Mahmoud el-Meligy (محمود المليجي, Maḥmoūd el-Meleygī; 22 December 1910 - 6 June 1983) was an Egyptian screenwriter and an actor of film, theater, and television. He started his career playing minor roles but achieved stardom in the late 1930s. A popular and award-winning actor, he has acted in hundreds of films and was famous for his evil, villain roles.

==Career==
El-Meligy is the descendant of an Egyptian family that took its name from the Egyptian city of Melieg in Monufia Governorate. His breakthrough role came when Mohamed Abdel Wahab chose him to star in the film Lastu Mallak (I'm Not an Angel). He was paid 900 Egyptian pounds and quickly achieved stardom. People praised him for the villain role he played in that film, and film critics described him as “the wickedness of cinema”.

==Personal life==
Mahmoud el-Meligy met the Egyptian actress Alwiya Gamil in 1938 and married her in 1939. He acted in several films with her. The couple had a happy and strong relationship. They did not have children together but raised two sons, Gamal El-Din and Morsi, and a daughter, Isis, from Alwiya's previous marriage. In 1963, after 24 years of his marriage to Alwiya Gamil, he married another woman, a young actress named Fawziyah al-Ansari, but their marriage lasted no longer than three days. Alwiya had allegedly compelled him to divorce her.

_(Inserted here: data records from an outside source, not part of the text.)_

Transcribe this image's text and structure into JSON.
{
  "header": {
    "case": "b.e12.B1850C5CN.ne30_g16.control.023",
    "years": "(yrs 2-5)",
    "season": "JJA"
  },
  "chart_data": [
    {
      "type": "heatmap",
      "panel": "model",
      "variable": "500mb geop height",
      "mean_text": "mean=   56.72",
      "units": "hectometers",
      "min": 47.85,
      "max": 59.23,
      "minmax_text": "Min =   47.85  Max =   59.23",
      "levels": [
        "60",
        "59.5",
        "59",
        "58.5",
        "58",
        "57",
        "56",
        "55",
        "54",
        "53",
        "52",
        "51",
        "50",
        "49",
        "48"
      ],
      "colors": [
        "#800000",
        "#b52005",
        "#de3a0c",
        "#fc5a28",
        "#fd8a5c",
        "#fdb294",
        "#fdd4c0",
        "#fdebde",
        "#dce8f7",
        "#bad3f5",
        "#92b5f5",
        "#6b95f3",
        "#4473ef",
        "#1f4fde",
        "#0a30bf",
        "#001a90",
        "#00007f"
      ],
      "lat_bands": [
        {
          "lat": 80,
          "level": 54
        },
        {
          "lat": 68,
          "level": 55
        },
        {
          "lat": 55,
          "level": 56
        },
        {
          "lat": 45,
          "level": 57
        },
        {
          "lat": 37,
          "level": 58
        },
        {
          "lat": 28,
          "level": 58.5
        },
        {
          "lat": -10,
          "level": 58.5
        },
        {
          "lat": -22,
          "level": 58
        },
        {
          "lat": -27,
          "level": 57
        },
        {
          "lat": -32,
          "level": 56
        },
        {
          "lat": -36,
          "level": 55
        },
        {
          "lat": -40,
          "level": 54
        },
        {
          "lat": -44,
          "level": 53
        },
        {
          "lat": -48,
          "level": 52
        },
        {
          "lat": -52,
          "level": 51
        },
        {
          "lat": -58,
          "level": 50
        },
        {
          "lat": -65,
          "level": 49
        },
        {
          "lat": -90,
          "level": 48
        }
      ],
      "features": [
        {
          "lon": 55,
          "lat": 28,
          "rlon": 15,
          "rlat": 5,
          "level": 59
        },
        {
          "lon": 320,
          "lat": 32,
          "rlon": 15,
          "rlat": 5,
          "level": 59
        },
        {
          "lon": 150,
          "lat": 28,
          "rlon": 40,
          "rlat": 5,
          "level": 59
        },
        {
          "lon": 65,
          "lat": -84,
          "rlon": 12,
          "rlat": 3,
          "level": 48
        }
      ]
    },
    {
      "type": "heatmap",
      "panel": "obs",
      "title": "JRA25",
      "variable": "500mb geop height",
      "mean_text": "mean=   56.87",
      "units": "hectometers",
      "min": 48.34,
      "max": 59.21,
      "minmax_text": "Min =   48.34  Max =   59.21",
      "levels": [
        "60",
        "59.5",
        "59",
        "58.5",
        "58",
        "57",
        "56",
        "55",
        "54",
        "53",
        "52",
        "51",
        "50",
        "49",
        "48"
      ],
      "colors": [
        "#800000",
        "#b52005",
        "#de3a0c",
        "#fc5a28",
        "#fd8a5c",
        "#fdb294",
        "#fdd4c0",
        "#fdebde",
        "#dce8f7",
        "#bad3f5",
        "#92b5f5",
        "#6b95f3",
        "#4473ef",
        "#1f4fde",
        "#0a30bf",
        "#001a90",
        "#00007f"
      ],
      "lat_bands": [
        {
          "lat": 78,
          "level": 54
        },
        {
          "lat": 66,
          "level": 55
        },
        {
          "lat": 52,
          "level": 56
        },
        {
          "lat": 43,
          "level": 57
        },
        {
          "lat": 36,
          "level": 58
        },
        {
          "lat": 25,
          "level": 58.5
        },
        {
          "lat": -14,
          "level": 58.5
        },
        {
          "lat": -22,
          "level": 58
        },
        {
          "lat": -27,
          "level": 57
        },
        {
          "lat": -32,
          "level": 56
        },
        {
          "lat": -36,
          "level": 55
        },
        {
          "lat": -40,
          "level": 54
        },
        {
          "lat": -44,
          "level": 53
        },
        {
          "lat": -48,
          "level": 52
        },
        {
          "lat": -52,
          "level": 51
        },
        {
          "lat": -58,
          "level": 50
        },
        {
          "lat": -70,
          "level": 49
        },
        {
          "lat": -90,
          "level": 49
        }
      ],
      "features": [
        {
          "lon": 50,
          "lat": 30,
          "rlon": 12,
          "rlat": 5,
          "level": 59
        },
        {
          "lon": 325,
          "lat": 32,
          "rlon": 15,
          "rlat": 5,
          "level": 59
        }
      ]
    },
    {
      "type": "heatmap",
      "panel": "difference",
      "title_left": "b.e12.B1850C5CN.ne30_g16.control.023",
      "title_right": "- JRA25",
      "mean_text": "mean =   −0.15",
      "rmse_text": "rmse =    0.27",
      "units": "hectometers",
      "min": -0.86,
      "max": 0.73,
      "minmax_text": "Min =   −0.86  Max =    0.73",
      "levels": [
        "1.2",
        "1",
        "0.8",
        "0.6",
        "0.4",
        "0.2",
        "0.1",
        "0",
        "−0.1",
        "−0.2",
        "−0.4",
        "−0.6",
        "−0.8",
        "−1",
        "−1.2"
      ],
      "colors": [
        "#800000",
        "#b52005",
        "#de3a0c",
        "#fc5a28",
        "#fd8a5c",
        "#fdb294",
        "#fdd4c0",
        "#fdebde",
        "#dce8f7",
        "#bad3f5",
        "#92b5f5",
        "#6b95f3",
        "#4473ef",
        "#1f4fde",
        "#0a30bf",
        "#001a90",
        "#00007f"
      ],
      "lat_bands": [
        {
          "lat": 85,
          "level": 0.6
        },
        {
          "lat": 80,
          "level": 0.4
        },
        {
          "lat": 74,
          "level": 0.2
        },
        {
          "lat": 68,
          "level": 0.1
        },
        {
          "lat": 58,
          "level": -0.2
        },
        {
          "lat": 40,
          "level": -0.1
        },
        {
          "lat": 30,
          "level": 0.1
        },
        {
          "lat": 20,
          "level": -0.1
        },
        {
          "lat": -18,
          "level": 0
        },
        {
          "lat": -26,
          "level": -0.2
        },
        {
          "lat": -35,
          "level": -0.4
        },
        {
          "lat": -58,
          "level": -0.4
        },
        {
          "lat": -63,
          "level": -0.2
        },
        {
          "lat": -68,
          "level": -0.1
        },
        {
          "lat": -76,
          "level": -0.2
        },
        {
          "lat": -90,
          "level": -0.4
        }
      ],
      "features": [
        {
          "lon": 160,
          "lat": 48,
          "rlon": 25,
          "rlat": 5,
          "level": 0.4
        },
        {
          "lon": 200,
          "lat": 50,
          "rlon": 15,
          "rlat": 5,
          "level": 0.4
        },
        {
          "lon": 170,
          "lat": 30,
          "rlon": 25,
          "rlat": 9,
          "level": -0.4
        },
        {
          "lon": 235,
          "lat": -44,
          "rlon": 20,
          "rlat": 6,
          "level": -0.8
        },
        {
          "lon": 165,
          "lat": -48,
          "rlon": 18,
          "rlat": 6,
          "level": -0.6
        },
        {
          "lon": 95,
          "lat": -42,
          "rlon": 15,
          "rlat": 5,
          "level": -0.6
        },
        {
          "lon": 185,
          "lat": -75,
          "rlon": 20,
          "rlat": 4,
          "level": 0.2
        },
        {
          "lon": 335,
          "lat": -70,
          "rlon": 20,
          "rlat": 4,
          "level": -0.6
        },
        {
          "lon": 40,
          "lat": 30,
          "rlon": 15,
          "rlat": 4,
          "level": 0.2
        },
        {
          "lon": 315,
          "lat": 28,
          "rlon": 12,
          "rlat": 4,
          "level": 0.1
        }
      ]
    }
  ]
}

His marriage with Alwiya Gamil ended in 1983, with his death.

==Selected filmography==
- 1936: Weddad
- 1942: Ibn El-balad
- 1944: Berlanti
- 1947: Prisoner of Darkness
- 1949: The Flirtation of Girls
- 1951: Son of the Nile
- 1951: Your Day Will Come
- 1952: Ament Bellah
- 1953: A Million Pounds
- 1954: The Unjust Angel
- 1954: Delight of My Eyes
- 1957: The Tough
- 1958: Today’s Youth
- 1958: Jamila, the Algerian
- 1961: Oh Islam
- 1962: The Cursed Palace
- 1963: Saladin
- 1968: The Splendor of Love
- 1970: Sunset and Sunrise
- 1970: The Land
- 1971: Confessions of A Woman
- 1971: The Choice
- 1972: Featureless Men
- 1972: Those People of the Nile
- 1972: A Call for Life
- 1972: The Sparrow
- 1974: Dunya
- 1976: The Return of the Prodigal Son
- 1978: Roadless Traveller
- 1981: Zeyara Serreya
- 1982: An Egyptian Story
- 1983: Ayoub

== Awards received ==
For his prior and distinguished work, he was honored by the Arab Republic of Egypt and won the gold medal for the first distinguished people. He won the “State Encouragement Award for Acting” in 1972, and a “Certificate of Appreciation” on the Art Festival in 1977. He was also appointed as a member of the Shura Council, in 1980, and he obtained many awards, including the Medal of Sciences and Arts» in 1946, and the Medal of Cedar, from Lebanon.